Egil “Bud” Krogh, the former legal counsel to President Nixon, visited SMU on Tuesday to speak about the ethical and moral dilemmas he was forced to face as a young lawyer during the time of the Watergate scandal.

Krogh began his lecture by showing a clip from a 60 Minutes episode that aired in 1973, only a few days before his six-month incarceration for his involvement in the Watergate scandal.

During the clip, Krogh was interviewed by Mike Wallace, who asked him several pressing questions about his knowledge of the events leading up to the Watergate break in and the historical cover-up scheme that would follow.

Only 29-years-old at the time he was first hired to work for the White House, Krogh admitted to the audience that he was anything but prepared for the many tasks that the Nixon Administration asked of him.

Krogh spoke of his involvement in the Special Investigative Unit known as the “Plumbers”, a group hired by the Nixon Administration to fix “leaks” in White House matters and undergo covert operations administered to them.

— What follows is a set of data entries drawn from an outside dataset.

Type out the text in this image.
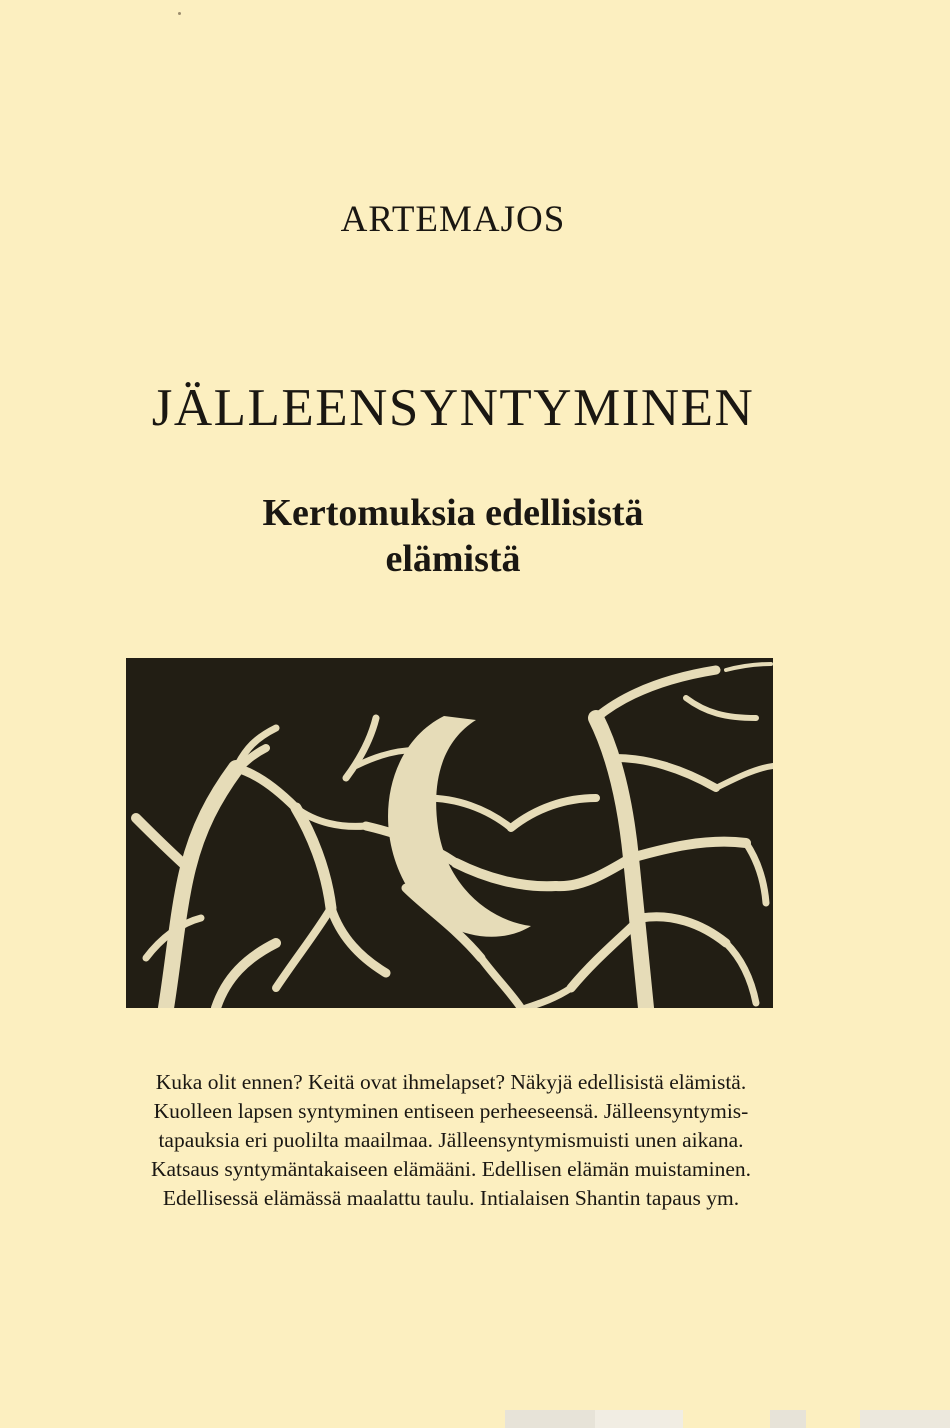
ARTEMAJOS
JÄLLEENSYNTYMINEN
Kertomuksia edellisistä
elämistä
Kuka olit ennen? Keitä ovat ihmelapset? Näkyjä edellisistä elämistä.
Kuolleen lapsen syntyminen entiseen perheeseensä. Jälleensyntymis-
tapauksia eri puolilta maailmaa. Jälleensyntymismuisti unen aikana.
Katsaus syntymäntakaiseen elämääni. Edellisen elämän muistaminen.
Edellisessä elämässä maalattu taulu. Intialaisen Shantin tapaus ym.
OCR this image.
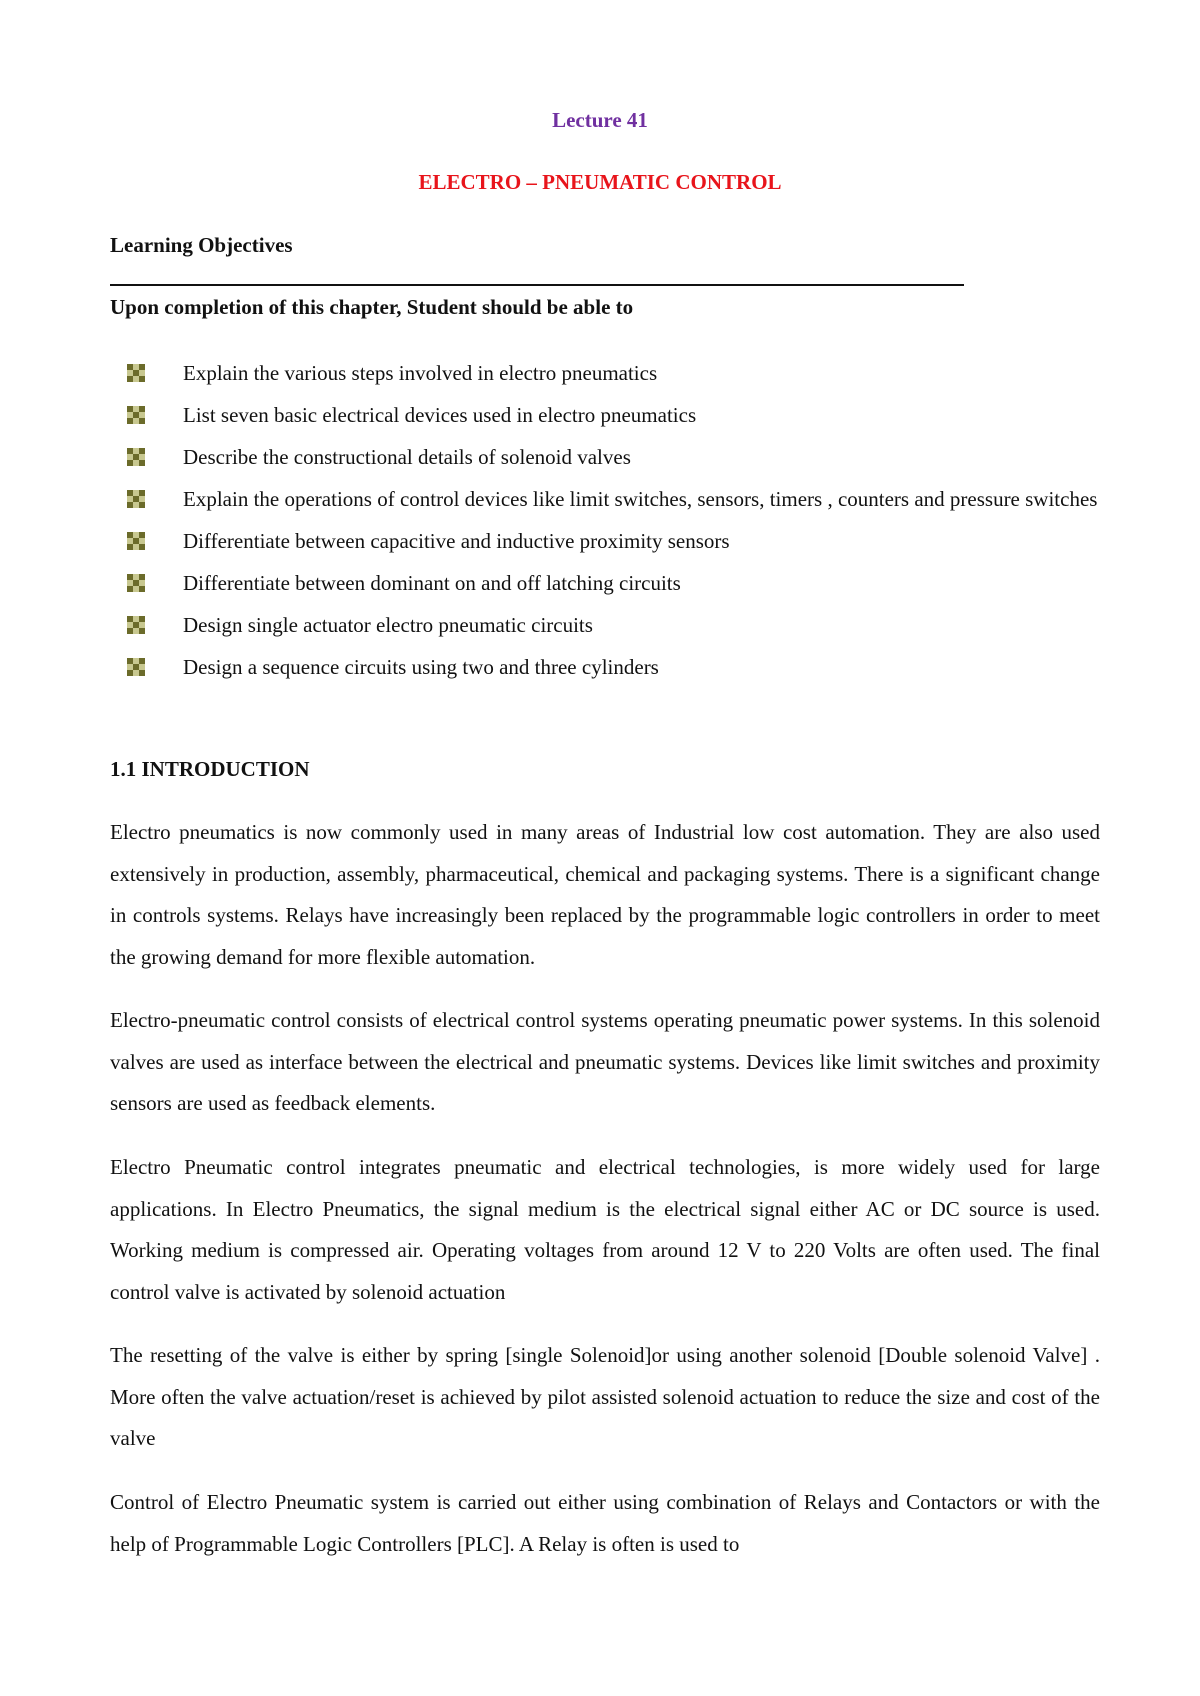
Lecture 41
ELECTRO – PNEUMATIC CONTROL
Learning Objectives
Upon completion of this chapter, Student should be able to
Explain the various steps involved in electro pneumatics
List seven basic electrical devices used in electro pneumatics
Describe the constructional details of solenoid valves
Explain the operations of control devices like limit switches, sensors, timers , counters and pressure switches
Differentiate between capacitive and inductive proximity sensors
Differentiate between dominant on and off latching circuits
Design single actuator electro pneumatic circuits
Design a sequence circuits using two and three cylinders
1.1 INTRODUCTION

Electro pneumatics is now commonly used in many areas of Industrial low cost automation. They are also used extensively in production, assembly, pharmaceutical, chemical and packaging systems. There is a significant change in controls systems. Relays have increasingly been replaced by the programmable logic controllers in order to meet the growing demand for more flexible automation.

Electro-pneumatic control consists of electrical control systems operating pneumatic power systems. In this solenoid valves are used as interface between the electrical and pneumatic systems. Devices like limit switches and proximity sensors are used as feedback elements.

Electro Pneumatic control integrates pneumatic and electrical technologies, is more widely used for large applications. In Electro Pneumatics, the signal medium is the electrical signal either AC or DC source is used. Working medium is compressed air. Operating voltages from around 12 V to 220 Volts are often used. The final control valve is activated by solenoid actuation

The resetting of the valve is either by spring [single Solenoid]or using another solenoid [Double solenoid Valve] . More often the valve actuation/reset is achieved by pilot assisted solenoid actuation to reduce the size and cost of the valve

Control of Electro Pneumatic system is carried out either using combination of Relays and Contactors or with the help of Programmable Logic Controllers [PLC]. A Relay is often is used to
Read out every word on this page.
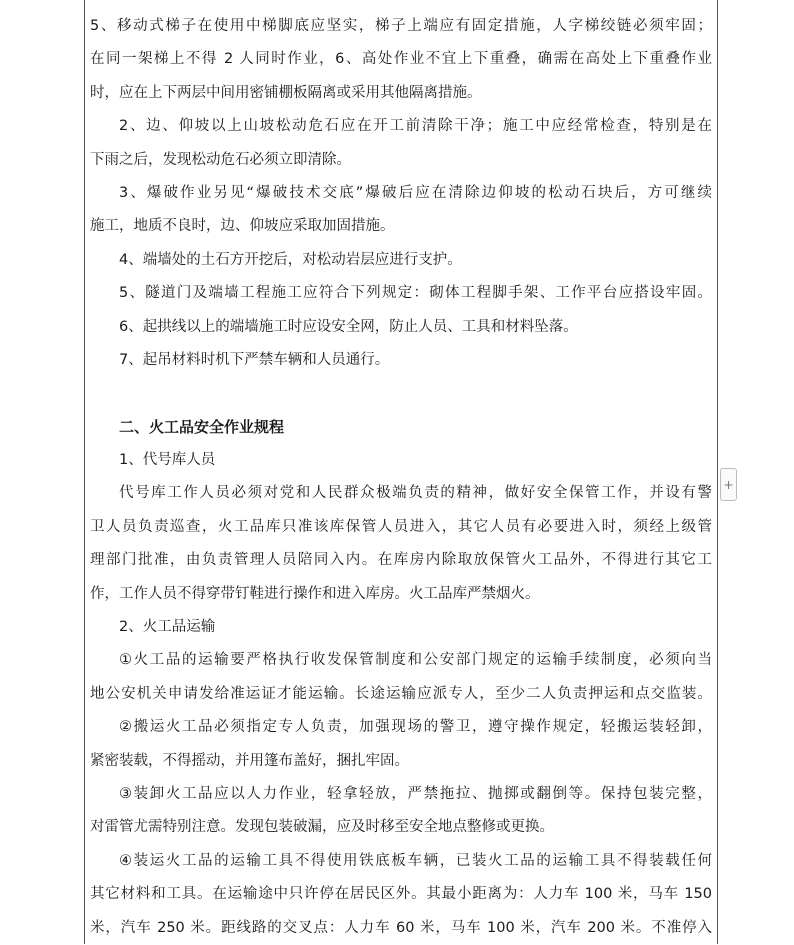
5、移动式梯子在使用中梯脚底应坚实，梯子上端应有固定措施，人字梯绞链必须牢固；
在同一架梯上不得 2 人同时作业，6、高处作业不宜上下重叠，确需在高处上下重叠作业
时，应在上下两层中间用密铺棚板隔离或采用其他隔离措施。
2、边、仰坡以上山坡松动危石应在开工前清除干净；施工中应经常检查，特别是在
下雨之后，发现松动危石必须立即清除。
3、爆破作业另见“爆破技术交底”爆破后应在清除边仰坡的松动石块后，方可继续
施工，地质不良时，边、仰坡应采取加固措施。
4、端墙处的土石方开挖后，对松动岩层应进行支护。
5、隧道门及端墙工程施工应符合下列规定：砌体工程脚手架、工作平台应搭设牢固。
6、起拱线以上的端墙施工时应设安全网，防止人员、工具和材料坠落。
7、起吊材料时机下严禁车辆和人员通行。
二、火工品安全作业规程
1、代号库人员
代号库工作人员必须对党和人民群众极端负责的精神，做好安全保管工作，并设有警
卫人员负责巡查，火工品库只准该库保管人员进入，其它人员有必要进入时，须经上级管
理部门批准，由负责管理人员陪同入内。在库房内除取放保管火工品外，不得进行其它工
作，工作人员不得穿带钉鞋进行操作和进入库房。火工品库严禁烟火。
2、火工品运输
①火工品的运输要严格执行收发保管制度和公安部门规定的运输手续制度，必须向当
地公安机关申请发给准运证才能运输。长途运输应派专人，至少二人负责押运和点交监装。
②搬运火工品必须指定专人负责，加强现场的警卫，遵守操作规定，轻搬运装轻卸，
紧密装载，不得摇动，并用篷布盖好，捆扎牢固。
③装卸火工品应以人力作业，轻拿轻放，严禁拖拉、抛掷或翻倒等。保持包装完整，
对雷管尤需特别注意。发现包装破漏，应及时移至安全地点整修或更换。
④装运火工品的运输工具不得使用铁底板车辆，已装火工品的运输工具不得装载任何
其它材料和工具。在运输途中只许停在居民区外。其最小距离为：人力车 100 米，马车 150
米，汽车 250 米。距线路的交叉点：人力车 60 米，马车 100 米，汽车 200 米。不准停入
+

During his time as a “Plumber”, he recruited such men as G. Gordon Liddy and E. Howard Hunt to help undergo covert operations. These men later became major figures in the plot to cover up Watergate.

Krogh told his stories of covert operations while working in the Nixon White House in order to show the lack of integrity he demonstrated in such matters and how he found himself in the sticky situation he ended up in.

“One must not check one’s personal integrity at the door in any group they join,” said Krogh of his lack of integrity during his time working for Nixon’s legal counsel.

He described the slippery slope he found himself sliding down once he entered into his position as legal counsel to Nixon. Had he done what he knew was right from the beginning, he explained, he would have never found himself in the situation in which he did.

Aside from explaining his past, Krogh also gave the audience several tips on how not to find themselves in similar situations.

Once he realized he had jeopardized his own personal integrity and had essentially become a hypocrite, he immediately turned himself in.

He was eventually reinstated to practice law and told the audience that he was allowed the opportunity to make amends with those he felt he wronged with his actions in the past—including President Nixon himself.

“Without personal and organizational integrity, an institution is vulnerable to attack and failure,” Krogh said.

Today, Krogh is the author of several articles on matters of integrity and moral dilemmas in the White House and in Washington. He also co-wrote a book with his son Matthew titled Integrity: Good People, Bad Choice, and Life Lessons from the White House.

The lecture, which was co-sponsored by the Cary M. Maguire Center for Ethics and Responsibility Association for Law and Politics, was held in room 207 of SMU’s Florence Hall and attracted many aspiring lawyers and law students.

“One of the most interesting things to me about Krogh’s lecture was how easy it was for him to get caught up in what he did when obviously he’s such a stand-up professional person,” said SMU senior and soon-to-be University of Texas Law Student Megan Altman.